La notizia è stata sussurrata recentemente ed è riuscita a scivolare quasi inosservata, tra un indice di borsa che crolla e la febbre per le elezioni presidenziali americane. Ma la sua natura rischia di essere rivoluzionaria, se non nell’immediato almeno in un futuro prossimo.

Microsoft (ebbene sì, sempre essa) ha brevettato un software in grado di riconoscere le parole “sgradite” in un flusso vocale continuo, e di provocare in tempo reale una distorsione tale da rendere tali parole indistinguibili. Il classico beep, usato nei servizi televisivi e nei reportage per coprire le parolacce e le espressioni più scurrili, verrebbe mandato in pensione, in favore di una tecnologia più sofisticata e in grado di interagire in tempo reale mediante il riconoscimento e l’associazione di fonemi, pre memorizzati in una black list contenuta in un data base locale. Il sistema interviene al momento della compressione del segnale audio e prima che venga trasmesso; se la probabilità che l’associazione dei fonemi è tale da identificare una parola “proibita”, il segnale verrà distorto o addirittura annullato, in caso contrario verrà lasciato fluire liberamente.
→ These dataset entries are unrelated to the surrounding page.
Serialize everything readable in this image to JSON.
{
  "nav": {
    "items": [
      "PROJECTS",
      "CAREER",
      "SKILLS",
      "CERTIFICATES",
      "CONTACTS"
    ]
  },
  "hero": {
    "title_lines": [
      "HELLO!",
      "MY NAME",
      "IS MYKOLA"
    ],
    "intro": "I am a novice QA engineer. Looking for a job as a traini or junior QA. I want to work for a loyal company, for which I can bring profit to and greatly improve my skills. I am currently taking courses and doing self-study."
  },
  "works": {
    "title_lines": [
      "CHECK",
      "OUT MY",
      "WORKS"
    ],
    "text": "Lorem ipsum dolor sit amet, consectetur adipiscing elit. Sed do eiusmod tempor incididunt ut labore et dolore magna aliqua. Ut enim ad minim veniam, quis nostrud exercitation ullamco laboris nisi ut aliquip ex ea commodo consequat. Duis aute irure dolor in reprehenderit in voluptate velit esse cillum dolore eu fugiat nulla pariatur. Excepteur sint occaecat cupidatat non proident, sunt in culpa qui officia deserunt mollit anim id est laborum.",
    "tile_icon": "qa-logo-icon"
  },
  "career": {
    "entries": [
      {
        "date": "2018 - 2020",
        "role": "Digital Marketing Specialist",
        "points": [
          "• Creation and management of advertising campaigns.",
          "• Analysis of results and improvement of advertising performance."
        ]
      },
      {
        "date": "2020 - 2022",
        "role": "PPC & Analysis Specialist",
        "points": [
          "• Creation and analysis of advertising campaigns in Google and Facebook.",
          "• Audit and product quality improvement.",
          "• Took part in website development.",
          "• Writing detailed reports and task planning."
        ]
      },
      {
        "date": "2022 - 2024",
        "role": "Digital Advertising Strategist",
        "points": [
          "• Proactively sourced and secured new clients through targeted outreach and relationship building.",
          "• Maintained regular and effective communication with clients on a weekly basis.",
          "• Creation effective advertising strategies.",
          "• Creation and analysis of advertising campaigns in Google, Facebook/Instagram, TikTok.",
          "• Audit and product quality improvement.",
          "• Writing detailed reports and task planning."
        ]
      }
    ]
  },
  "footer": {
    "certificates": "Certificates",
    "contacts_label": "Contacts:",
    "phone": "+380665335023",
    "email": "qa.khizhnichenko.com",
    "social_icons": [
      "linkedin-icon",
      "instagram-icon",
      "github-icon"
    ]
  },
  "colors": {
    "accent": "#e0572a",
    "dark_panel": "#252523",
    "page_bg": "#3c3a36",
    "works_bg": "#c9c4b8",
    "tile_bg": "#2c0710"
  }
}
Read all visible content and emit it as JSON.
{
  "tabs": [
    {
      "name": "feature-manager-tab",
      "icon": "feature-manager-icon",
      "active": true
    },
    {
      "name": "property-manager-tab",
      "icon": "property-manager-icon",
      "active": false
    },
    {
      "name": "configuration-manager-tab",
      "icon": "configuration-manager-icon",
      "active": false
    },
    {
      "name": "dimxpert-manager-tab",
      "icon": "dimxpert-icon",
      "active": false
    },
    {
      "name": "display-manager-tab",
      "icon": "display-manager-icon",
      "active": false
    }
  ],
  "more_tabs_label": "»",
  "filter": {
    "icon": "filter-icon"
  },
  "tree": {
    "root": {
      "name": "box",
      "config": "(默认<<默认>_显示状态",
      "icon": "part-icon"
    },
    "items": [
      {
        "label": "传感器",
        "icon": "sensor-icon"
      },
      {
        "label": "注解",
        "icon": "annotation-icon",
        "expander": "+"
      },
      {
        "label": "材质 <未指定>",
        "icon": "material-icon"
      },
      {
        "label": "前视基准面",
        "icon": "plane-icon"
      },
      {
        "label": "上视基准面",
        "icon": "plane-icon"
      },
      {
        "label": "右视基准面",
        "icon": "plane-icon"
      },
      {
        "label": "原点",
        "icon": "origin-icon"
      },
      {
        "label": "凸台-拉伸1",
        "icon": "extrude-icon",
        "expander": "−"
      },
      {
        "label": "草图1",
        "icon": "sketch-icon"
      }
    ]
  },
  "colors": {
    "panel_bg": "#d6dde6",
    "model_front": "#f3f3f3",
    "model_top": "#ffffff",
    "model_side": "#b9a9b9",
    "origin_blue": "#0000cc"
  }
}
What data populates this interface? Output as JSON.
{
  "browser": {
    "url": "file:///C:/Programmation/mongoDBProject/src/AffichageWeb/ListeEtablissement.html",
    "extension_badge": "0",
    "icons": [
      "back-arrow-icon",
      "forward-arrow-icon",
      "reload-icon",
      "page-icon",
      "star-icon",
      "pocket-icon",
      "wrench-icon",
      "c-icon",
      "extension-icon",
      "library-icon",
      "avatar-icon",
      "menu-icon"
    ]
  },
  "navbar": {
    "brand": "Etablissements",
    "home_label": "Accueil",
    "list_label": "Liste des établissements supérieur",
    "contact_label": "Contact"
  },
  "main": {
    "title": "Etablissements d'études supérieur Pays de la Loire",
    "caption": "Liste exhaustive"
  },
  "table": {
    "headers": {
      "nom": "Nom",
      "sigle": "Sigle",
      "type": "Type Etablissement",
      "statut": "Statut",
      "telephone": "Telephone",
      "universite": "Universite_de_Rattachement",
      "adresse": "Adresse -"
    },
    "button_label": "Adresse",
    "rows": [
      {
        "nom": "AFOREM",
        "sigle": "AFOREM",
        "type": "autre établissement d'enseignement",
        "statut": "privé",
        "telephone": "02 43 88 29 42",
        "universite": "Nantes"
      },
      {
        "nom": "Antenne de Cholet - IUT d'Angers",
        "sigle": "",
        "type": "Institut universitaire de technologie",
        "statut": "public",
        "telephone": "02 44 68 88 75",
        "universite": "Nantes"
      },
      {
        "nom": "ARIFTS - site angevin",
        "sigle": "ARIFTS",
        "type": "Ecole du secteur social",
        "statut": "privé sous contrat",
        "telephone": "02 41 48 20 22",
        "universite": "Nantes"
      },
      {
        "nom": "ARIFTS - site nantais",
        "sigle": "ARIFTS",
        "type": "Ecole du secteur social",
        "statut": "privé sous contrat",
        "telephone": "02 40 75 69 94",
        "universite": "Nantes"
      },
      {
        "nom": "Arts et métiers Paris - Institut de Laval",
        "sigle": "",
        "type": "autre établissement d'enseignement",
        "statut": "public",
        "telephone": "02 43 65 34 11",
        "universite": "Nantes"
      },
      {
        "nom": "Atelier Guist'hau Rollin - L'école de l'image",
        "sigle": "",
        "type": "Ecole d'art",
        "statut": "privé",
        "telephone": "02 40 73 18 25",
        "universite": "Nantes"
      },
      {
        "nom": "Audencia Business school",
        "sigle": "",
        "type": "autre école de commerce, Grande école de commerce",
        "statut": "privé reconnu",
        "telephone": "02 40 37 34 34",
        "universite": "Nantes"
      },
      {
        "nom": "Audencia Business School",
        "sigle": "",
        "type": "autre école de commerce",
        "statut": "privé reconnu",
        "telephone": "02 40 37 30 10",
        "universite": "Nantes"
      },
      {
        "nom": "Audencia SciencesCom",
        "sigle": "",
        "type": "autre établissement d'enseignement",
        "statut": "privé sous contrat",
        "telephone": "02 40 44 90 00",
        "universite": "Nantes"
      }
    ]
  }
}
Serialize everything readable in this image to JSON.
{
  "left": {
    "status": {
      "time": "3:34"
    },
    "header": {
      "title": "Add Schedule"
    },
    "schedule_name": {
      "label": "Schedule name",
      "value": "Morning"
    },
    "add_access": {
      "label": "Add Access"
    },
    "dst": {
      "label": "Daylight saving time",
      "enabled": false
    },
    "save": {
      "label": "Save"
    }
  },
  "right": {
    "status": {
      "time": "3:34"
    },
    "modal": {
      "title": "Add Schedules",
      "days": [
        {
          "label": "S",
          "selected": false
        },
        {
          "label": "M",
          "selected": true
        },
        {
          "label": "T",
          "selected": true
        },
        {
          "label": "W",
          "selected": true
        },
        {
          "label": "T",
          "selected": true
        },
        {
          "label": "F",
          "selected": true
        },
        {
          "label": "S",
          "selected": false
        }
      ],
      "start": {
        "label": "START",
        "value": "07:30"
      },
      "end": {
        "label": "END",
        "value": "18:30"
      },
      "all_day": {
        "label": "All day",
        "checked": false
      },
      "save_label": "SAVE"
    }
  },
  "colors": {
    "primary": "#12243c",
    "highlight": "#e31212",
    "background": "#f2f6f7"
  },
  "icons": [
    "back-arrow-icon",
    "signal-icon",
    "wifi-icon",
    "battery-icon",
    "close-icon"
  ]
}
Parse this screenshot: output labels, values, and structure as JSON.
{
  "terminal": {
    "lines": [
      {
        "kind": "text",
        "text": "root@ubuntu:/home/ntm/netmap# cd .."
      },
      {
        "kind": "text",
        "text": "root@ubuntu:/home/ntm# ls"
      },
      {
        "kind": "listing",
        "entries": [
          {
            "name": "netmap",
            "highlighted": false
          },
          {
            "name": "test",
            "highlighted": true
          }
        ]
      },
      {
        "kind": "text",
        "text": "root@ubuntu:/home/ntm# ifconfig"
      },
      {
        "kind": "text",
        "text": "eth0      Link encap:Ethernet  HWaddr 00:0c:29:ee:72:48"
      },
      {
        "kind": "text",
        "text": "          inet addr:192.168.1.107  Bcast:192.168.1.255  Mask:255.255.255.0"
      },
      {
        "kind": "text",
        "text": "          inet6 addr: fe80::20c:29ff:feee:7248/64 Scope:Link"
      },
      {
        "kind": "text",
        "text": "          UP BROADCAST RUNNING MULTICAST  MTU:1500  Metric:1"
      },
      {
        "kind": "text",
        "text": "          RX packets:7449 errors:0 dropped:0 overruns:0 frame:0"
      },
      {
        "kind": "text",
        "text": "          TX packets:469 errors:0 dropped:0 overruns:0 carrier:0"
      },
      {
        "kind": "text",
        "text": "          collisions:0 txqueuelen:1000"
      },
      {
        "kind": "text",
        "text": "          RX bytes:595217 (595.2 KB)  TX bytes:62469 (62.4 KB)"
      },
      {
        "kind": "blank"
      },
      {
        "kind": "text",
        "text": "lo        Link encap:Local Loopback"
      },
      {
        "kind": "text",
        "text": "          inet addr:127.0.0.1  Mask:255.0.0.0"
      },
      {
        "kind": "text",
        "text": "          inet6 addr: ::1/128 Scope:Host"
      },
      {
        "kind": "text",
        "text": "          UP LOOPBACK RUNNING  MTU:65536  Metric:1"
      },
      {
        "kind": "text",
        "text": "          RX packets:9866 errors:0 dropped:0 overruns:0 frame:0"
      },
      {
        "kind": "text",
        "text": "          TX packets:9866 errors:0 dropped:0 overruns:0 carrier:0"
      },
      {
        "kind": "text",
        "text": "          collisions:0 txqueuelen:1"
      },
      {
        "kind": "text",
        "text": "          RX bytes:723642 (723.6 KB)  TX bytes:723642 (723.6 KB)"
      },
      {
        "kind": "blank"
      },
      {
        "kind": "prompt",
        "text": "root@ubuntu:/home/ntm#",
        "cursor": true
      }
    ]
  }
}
In realtà la casa di Redmond aveva depositato il brevetto presso l’United States Patent and Trademark Office nell’ormai lontano 2004. Ma soltanto ora l’organismo statunitense ha rilasciato l’autorizzazione allo sfruttamento commerciale dell’invenzione, denominata “Censura automatica dei dati audio”. Non c’è bisogno di analisi particolarmente approfondite, o di possedere un intuito da genio, per cogliere le prime implicazioni di questa tecnologia. La domanda più importante a cui occorre dare una risposta è: chi decide quali parole finiscono nella black list, e chi la gestisce?

Rappresentanti Microsoft si sono affrettati a spiegare che la tecnologia è assolutamente neutra, e verrà impiegata soprattutto per il cosiddetto parental control, che nei videogiochi e nei programmi televisivi per i più piccoli consente ai genitori di edulcorare determinati contenuti. Infatti la prima possibile applicazione pratica del software è prevista per la console Xbox 360, nelle chat vocali multiplayer ma anche per la riduzione del turpiloquio presente in alcuni game. Altro campo di applicazione immediato lo si avrebbe in determinati programmi televisivi: già ora la trasmissione in diretta di alcuni grandi eventi (come ad esempio la cerimonia di consegna degli Oscar) è in realtà differita di una manciata di secondi, il tempo necessario agli addetti per lanciare un beep atto a coprire espressioni non proprio eleganti che possono scappare a qualche star. Il software non farebbe altro che automatizzare tale operazione.

Eppure rimane la sensazione di qualcosa che sfugge. E finché sfugge... È fin troppo facile scomodare i capolavori della fantascienza che hanno trattato il tema della censura: dal 1984 di George Orwell alla distopia di Il mondo nuovo di Aldous Huxley, dal lucido e poetico Fahrenheit 451 di Ray Bradbury all’ironico e quasi osceno Jack Barron e l’eternità dell’istrionico Norman Spinrad, per arrivare all’ipotesi di controllo pervasivo che permea i romanzi del cyberpunk più estremo. In tutte queste opere, e anche in quelle cinematografiche, (come la civiltà iperregolata di THX1138, opera prima di George Lucas), l’aspetto comune è che nulla sfugge, e nulla deve sfuggire. La censura, intesa come forma di controllo della comunicazione, trasla di significato per arrivare al controllo di ciò che produce la comunicazione, ovvero il cervello umano; la censura della comunicazione, verbale e non, diventa inevitabilmente censura di pensiero perché il modo migliore per impedire l’uso di certe parole consiste nell’impedire anche solo di pensarle. E poiché la parola sopravvive soprattutto nella memoria di chi la usa, la censura ha come effetto ultimo la cancellazione della memoria, la sua riscrittura in termini più consoni al mantenimento dello status quo, qualunque esso sia.

Non è facile pensare che un software nato per impedire ai personaggi di un videogame di dire parolacce sia un gradino evolutivo, un passo avanti nell’escalation in cui si toglie un briciolo di libertà con la scusa di voler fare del bene agli esseri umani, poveri “bambini” ancora bisognosi di protezione. Con l’aggravante che tale forma di controllo viene demandata a un software, per ora solo negli aspetti applicativi. Ma potrebbe essere solo un primo passo anche per questo.